Da una parte è curioso vedere il più importante magazine del Regno Unito, Decanter, dedicare un lungo approfondimento al futuro del vino attraverso gli occhi della sua redazione americana. Dall’altra si tratta di articolo che si inserisce nella volontà di essere percepito come media sempre più globale, che si rivolge non solo al suo pubblico storico, quello inglese, ma anche e con sempre maggiore attenzione al più ampio mercato del mondo. Le tendenze e le tecnologie in via di sviluppo negli Stati Uniti, riporta il sommario del pezzo uscito all’inizio del mese, guideranno il mondo del vino globale per i prossimi decenni. Una tesi che si traduce nel ruolo sempre più centrale che avranno da qui a breve consumatori con gusti nuovi e tradizioni diverse in un contesto sempre più tecnologico.

«Più di una generazione di bevitori», racconta l’enologo Steve Matthiasson, «è cresciuta e invecchiata con la convinzione il vino facesse bene». Una conseguenza del cosiddetto “paradosso francese”, teoria popolarissima a partire dagli anni Ottanta secondo la quale in una dieta ricca di grassi, a base di burro, il vino avrebbe aiutato a ridurre il tasso di decessi per malattie cardiache. Oggi le cose sono cambiate e l’effetto nocivo dell’alcol è riconosciuto specie da quei bevitori più giovani che nel vino cercano però, non senza creare un altro tipo di paradosso, soprattutto salubrità (oltre che sostenibilità, ambientale e sociale). Un messaggio che ci fa capire quanto quello del vino naturale sia fenomeno tutt’altro che passeggero, capace di coniugare nel suo racconto proprio questi aspetti meglio di qualunque campagna di comunicazione di grandi cantine.

Trasparenza

Aspetti questi, salubrità e sostenibilità, che passano anche da una comunicazione sempre più trasparente da parte di tutta la filiera, produttori in primis. Se l’elenco delle sostanze presenti in un prodotto ha preso piede nel mondo del beauty per poi arrivare a quello del cibo, è ora il turno degli alcolici e in particolare del vino. L’Unione europea con l’obbligo degli ingredienti e dei valori nutrizionali direttamente in etichetta (anche attraverso un QR code) ha aperto una strada da cui sembra difficile tornare indietro tanto che anche negli Stati Uniti il dipartimento competente ha annunciato che entro il prossimo anno studierà la questione, regolando quindi il settore in maniera simile.
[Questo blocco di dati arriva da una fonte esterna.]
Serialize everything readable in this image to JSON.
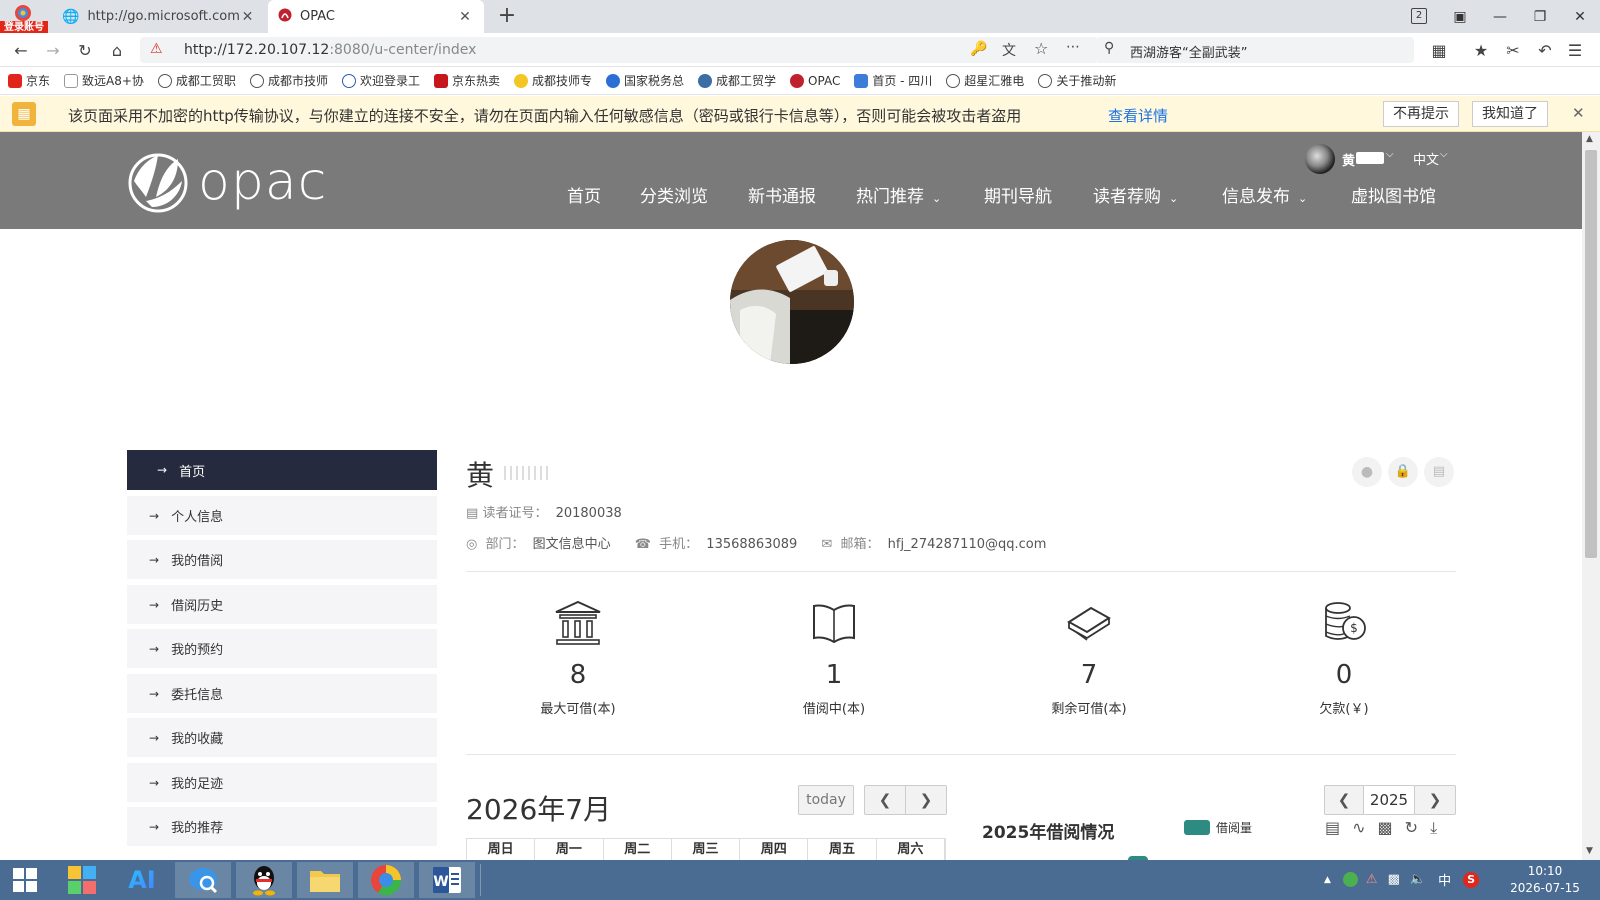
{
  "browser": {
    "login_badge": "登录账号",
    "tabs": [
      {
        "title": "http://go.microsoft.com/fw"
      },
      {
        "title": "OPAC"
      }
    ],
    "tab_count": "2",
    "url_host": "http://172.20.107.12",
    "url_rest": ":8080/u-center/index",
    "search_text": "西湖游客“全副武装”",
    "bookmarks": [
      "京东",
      "致远A8+协",
      "成都工贸职",
      "成都市技师",
      "欢迎登录工",
      "京东热卖",
      "成都技师专",
      "国家税务总",
      "成都工贸学",
      "OPAC",
      "首页 - 四川",
      "超星汇雅电",
      "关于推动新"
    ]
  },
  "warning": {
    "text": "该页面采用不加密的http传输协议，与你建立的连接不安全，请勿在页面内输入任何敏感信息（密码或银行卡信息等），否则可能会被攻击者盗用",
    "link": "查看详情",
    "btn_dismiss": "不再提示",
    "btn_ok": "我知道了"
  },
  "site": {
    "logo_text": "opac",
    "user_name": "黄",
    "language": "中文",
    "menu": [
      {
        "label": "首页",
        "dropdown": false
      },
      {
        "label": "分类浏览",
        "dropdown": false
      },
      {
        "label": "新书通报",
        "dropdown": false
      },
      {
        "label": "热门推荐",
        "dropdown": true
      },
      {
        "label": "期刊导航",
        "dropdown": false
      },
      {
        "label": "读者荐购",
        "dropdown": true
      },
      {
        "label": "信息发布",
        "dropdown": true
      },
      {
        "label": "虚拟图书馆",
        "dropdown": false
      }
    ]
  },
  "sidebar": {
    "items": [
      "首页",
      "个人信息",
      "我的借阅",
      "借阅历史",
      "我的预约",
      "委托信息",
      "我的收藏",
      "我的足迹",
      "我的推荐"
    ],
    "active_index": 0
  },
  "profile": {
    "name": "黄",
    "reader_label": "读者证号：",
    "reader_no": "20180038",
    "dept_label": "部门：",
    "dept": "图文信息中心",
    "phone_label": "手机：",
    "phone": "13568863089",
    "email_label": "邮箱：",
    "email": "hfj_274287110@qq.com"
  },
  "stats": [
    {
      "value": "8",
      "label": "最大可借(本)",
      "icon": "library-icon"
    },
    {
      "value": "1",
      "label": "借阅中(本)",
      "icon": "book-open-icon"
    },
    {
      "value": "7",
      "label": "剩余可借(本)",
      "icon": "books-stack-icon"
    },
    {
      "value": "0",
      "label": "欠款(￥)",
      "icon": "coins-icon"
    }
  ],
  "calendar": {
    "title": "2026年7月",
    "today_label": "today",
    "weekdays": [
      "周日",
      "周一",
      "周二",
      "周三",
      "周四",
      "周五",
      "周六"
    ]
  },
  "chart": {
    "year": "2025",
    "title": "2025年借阅情况",
    "legend": "借阅量",
    "series_color": "#2e8b82"
  },
  "taskbar": {
    "time": "10:10",
    "date": "2026-07-15",
    "ime": "中"
  }
}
«Una volta livellato il campo di gioco con l’elenco degli ingredienti i consumatori possono prendere decisioni ponderate», ha dichiarato Randall Grahm, famosissimo produttore californiano. «Una trasparenza che permette ai consumatori di essere più informati e al tempo stesso ai produttori di essere più attenti e premurosi, in definitiva di fare vini migliori».

Molto si muove anche in campagna specie con l’affermarsi delle sempre più diffuse varietà “ibride”, vitigni che nascono dall’incrocio tra varietà di uva resistenti alle malattie fungine e varietà tradizionali. Per molti una delle armi migliori per affrontare il cambiamento climatico, avendo queste piante bisogno di un numero di trattamenti molto minore rispetto a quelle tradizionali. Varietà che quindi si prestano naturalmente alla produzione di vini biologici e biodinamici. Non solo, la loro grande adattabilità ha dato il via a vini provenienti da zone non storicamente associate alla viticoltura di qualità, democratizzandola: favorendone cioè l’accesso a persone che altrimenti ne sarebbero rimaste escluse.

Il rapporto diretto

Tutto questo in un contesto che vede sempre più centrale il rapporto diretto tra consumatore e produttore. Dice il famoso enologo Thomas Rivers Brown: «Dati i costi di produzione del vino e di gestione di una cantina è necessario che le vendite “direct to consumer” garantiscano ricavi adeguati». Dalle newsletter ai wine club, fino al coinvolgimento di influencer che diventano dei veri e propri brand ambassador: la vendita di una bottiglia, o di una cassa, è destinata a essere sempre più parte di un processo fatto anche di educazione intorno alla cultura del vino.